El Mercosur se llama a sí mismo “mercado común” desde hace 19 años, cuatro meses y algunos días, pero le falta mucho para serlo. Declaró su intención de que existiera libre circulación de bienes, servicios y factores productivos entre los estados miembros; de que éstos aplicaran un arancel externo común y una política comercial común y de que coordinaran sus políticas macroeconómicas y sectoriales, entre otros objetivos de integración económica, pero ni siquiera se ha consolidado todavía como una zona de libre comercio propiamente dicha. Eso implicaría que los productos no cambiaran de precio al pasar de un país a otro debido a la aplicación de aranceles de importación; si hubiéramos llegado a ese punto, no habría tantas normas y empleados públicos para evitar el contrabando entre los integrantes del bloque.

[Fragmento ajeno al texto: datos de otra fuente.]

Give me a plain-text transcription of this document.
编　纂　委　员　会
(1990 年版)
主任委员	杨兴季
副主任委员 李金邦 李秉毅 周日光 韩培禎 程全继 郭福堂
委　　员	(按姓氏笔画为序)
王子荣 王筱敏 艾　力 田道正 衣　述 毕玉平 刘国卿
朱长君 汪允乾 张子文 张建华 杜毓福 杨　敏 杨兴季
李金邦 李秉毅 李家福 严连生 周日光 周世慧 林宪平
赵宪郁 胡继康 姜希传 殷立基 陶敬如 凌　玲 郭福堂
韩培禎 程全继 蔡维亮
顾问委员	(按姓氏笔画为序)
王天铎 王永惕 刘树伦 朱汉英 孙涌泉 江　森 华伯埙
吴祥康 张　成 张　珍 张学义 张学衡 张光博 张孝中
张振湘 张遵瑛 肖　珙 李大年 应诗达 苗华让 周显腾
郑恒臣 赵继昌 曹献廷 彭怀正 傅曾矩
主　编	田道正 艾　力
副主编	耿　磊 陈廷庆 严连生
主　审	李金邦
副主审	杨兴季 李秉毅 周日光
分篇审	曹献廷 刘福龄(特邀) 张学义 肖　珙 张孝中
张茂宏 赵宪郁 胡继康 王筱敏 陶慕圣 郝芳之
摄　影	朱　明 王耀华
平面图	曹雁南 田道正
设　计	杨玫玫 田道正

Es discutible que una excepción confirme la regla, pero cuando hay una larguísima lista de excepciones, como ocurre en relación con el arancel externo común (el que aplican todas las partes a lo que viene desde fuera del Mercosur), lo discutible es que la regla exista. En las negociaciones comerciales internacionales no ha sido lo más frecuente que los mercosureños sostengan las mismas posiciones, y persiste una gran cantidad de trabas para que una persona pueda ejercer libremente su oficio cuando migra de un país del bloque a otro.

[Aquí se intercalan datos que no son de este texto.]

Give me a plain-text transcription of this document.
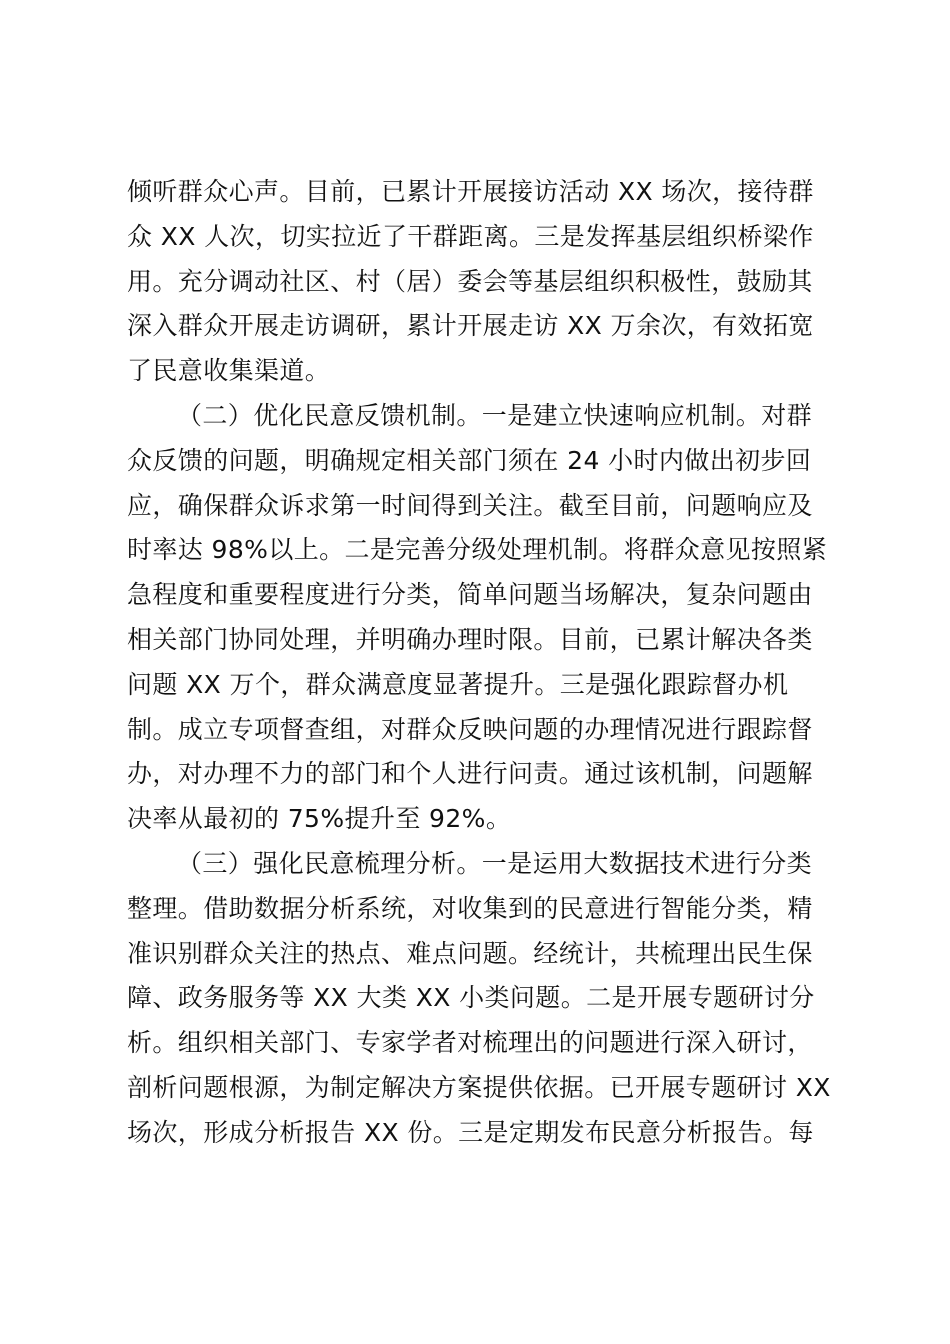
倾听群众心声。目前，已累计开展接访活动 XX 场次，接待群
众 XX 人次，切实拉近了干群距离。三是发挥基层组织桥梁作
用。充分调动社区、村（居）委会等基层组织积极性，鼓励其
深入群众开展走访调研，累计开展走访 XX 万余次，有效拓宽
了民意收集渠道。
（二）优化民意反馈机制。一是建立快速响应机制。对群
众反馈的问题，明确规定相关部门须在 24 小时内做出初步回
应，确保群众诉求第一时间得到关注。截至目前，问题响应及
时率达 98%以上。二是完善分级处理机制。将群众意见按照紧
急程度和重要程度进行分类，简单问题当场解决，复杂问题由
相关部门协同处理，并明确办理时限。目前，已累计解决各类
问题 XX 万个，群众满意度显著提升。三是强化跟踪督办机
制。成立专项督查组，对群众反映问题的办理情况进行跟踪督
办，对办理不力的部门和个人进行问责。通过该机制，问题解
决率从最初的 75%提升至 92%。
（三）强化民意梳理分析。一是运用大数据技术进行分类
整理。借助数据分析系统，对收集到的民意进行智能分类，精
准识别群众关注的热点、难点问题。经统计，共梳理出民生保
障、政务服务等 XX 大类 XX 小类问题。二是开展专题研讨分
析。组织相关部门、专家学者对梳理出的问题进行深入研讨，
剖析问题根源，为制定解决方案提供依据。已开展专题研讨 XX
场次，形成分析报告 XX 份。三是定期发布民意分析报告。每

La integración productiva, mediante coordinaciones y complementaciones planificadas de tareas, es un horizonte lejano, y ni hablemos de armonizar y homogenizar las normas que ordenan la vida económica dentro de cada Estado, incluyendo las laborales y las de seguridad social, los estímulos y las exigencias de contrapartidas, las políticas impositivas y las de cuidado del ambiente, las monetarias y un largo etcétera.

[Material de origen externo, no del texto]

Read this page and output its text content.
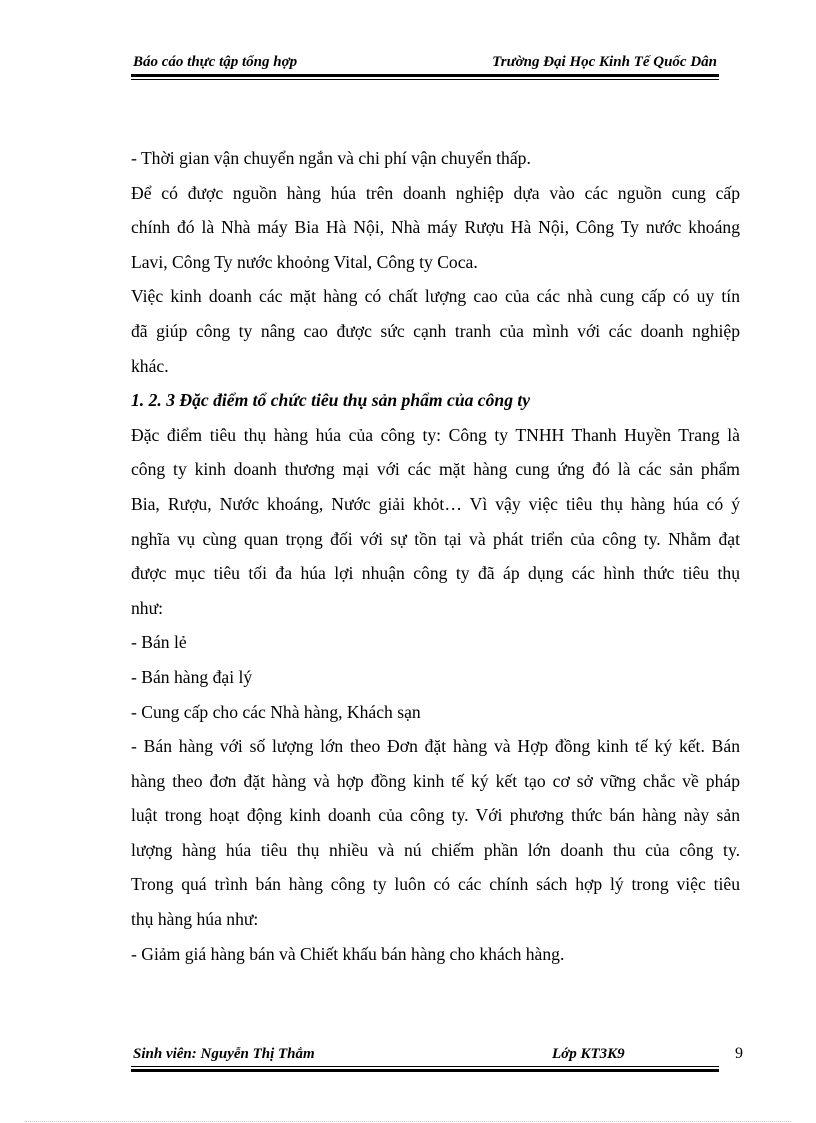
Báo cáo thực tập tổng hợp	Trường Đại Học Kinh Tế Quốc Dân

- Thời gian vận chuyển ngắn và chi phí vận chuyển thấp.

Để có được nguồn hàng húa trên doanh nghiệp dựa vào các nguồn cung cấp

chính đó là Nhà máy Bia Hà Nội, Nhà máy Rượu Hà Nội, Công Ty nước khoáng

Lavi, Công Ty nước khoỏng Vital, Công ty Coca.

Việc kinh doanh các mặt hàng có chất lượng cao của các nhà cung cấp có uy tín

đã giúp công ty nâng cao được sức cạnh tranh của mình với các doanh nghiệp

khác.

1. 2. 3 Đặc điểm tổ chức tiêu thụ sản phẩm của công ty

Đặc điểm tiêu thụ hàng húa của công ty: Công ty TNHH Thanh Huyền Trang là

công ty kinh doanh thương mại với các mặt hàng cung ứng đó là các sản phẩm

Bia, Rượu, Nước khoáng, Nước giải khỏt… Vì vậy việc tiêu thụ hàng húa có ý

nghĩa vụ cùng quan trọng đối với sự tồn tại và phát triển của công ty. Nhằm đạt

được mục tiêu tối đa húa lợi nhuận công ty đã áp dụng các hình thức tiêu thụ

như:

- Bán lẻ

- Bán hàng đại lý

- Cung cấp cho các Nhà hàng, Khách sạn

- Bán hàng với số lượng lớn theo Đơn đặt hàng và Hợp đồng kinh tế ký kết. Bán

hàng theo đơn đặt hàng và hợp đồng kinh tế ký kết tạo cơ sở vững chắc về pháp

luật trong hoạt động kinh doanh của công ty. Với phương thức bán hàng này sản

lượng hàng húa tiêu thụ nhiều và nú chiếm phần lớn doanh thu của công ty.

Trong quá trình bán hàng công ty luôn có các chính sách hợp lý trong việc tiêu

thụ hàng húa như:

- Giảm giá hàng bán và Chiết khấu bán hàng cho khách hàng.

Sinh viên: Nguyễn Thị Thắm	Lớp KT3K9	9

Si tenemos en cuenta todas las otras cuestiones sociales, culturales y políticas que deberían estar involucradas en un auténtico proceso integrador, la tentación del desaliento es fuerte. Sin embargo, como ya decía en 1991 Héctor Rodríguez, Uruguay no puede instalar un motor fuera de borda en Bella Unión y desplazarse hacia otro lugar del planeta. La opción por una “apertura al mundo” que nos emancipe comercialmente de la relación con los grandes vecinos nunca ha sido más que una fantasía ideológica.

Y hay además otro asunto, no menor: somos quienes somos porque estamos aquí. Asumir esa realidad como una condena no sirve de nada; aceptarla como una oportunidad y construirla como una vocación vale, mucho más, las penas.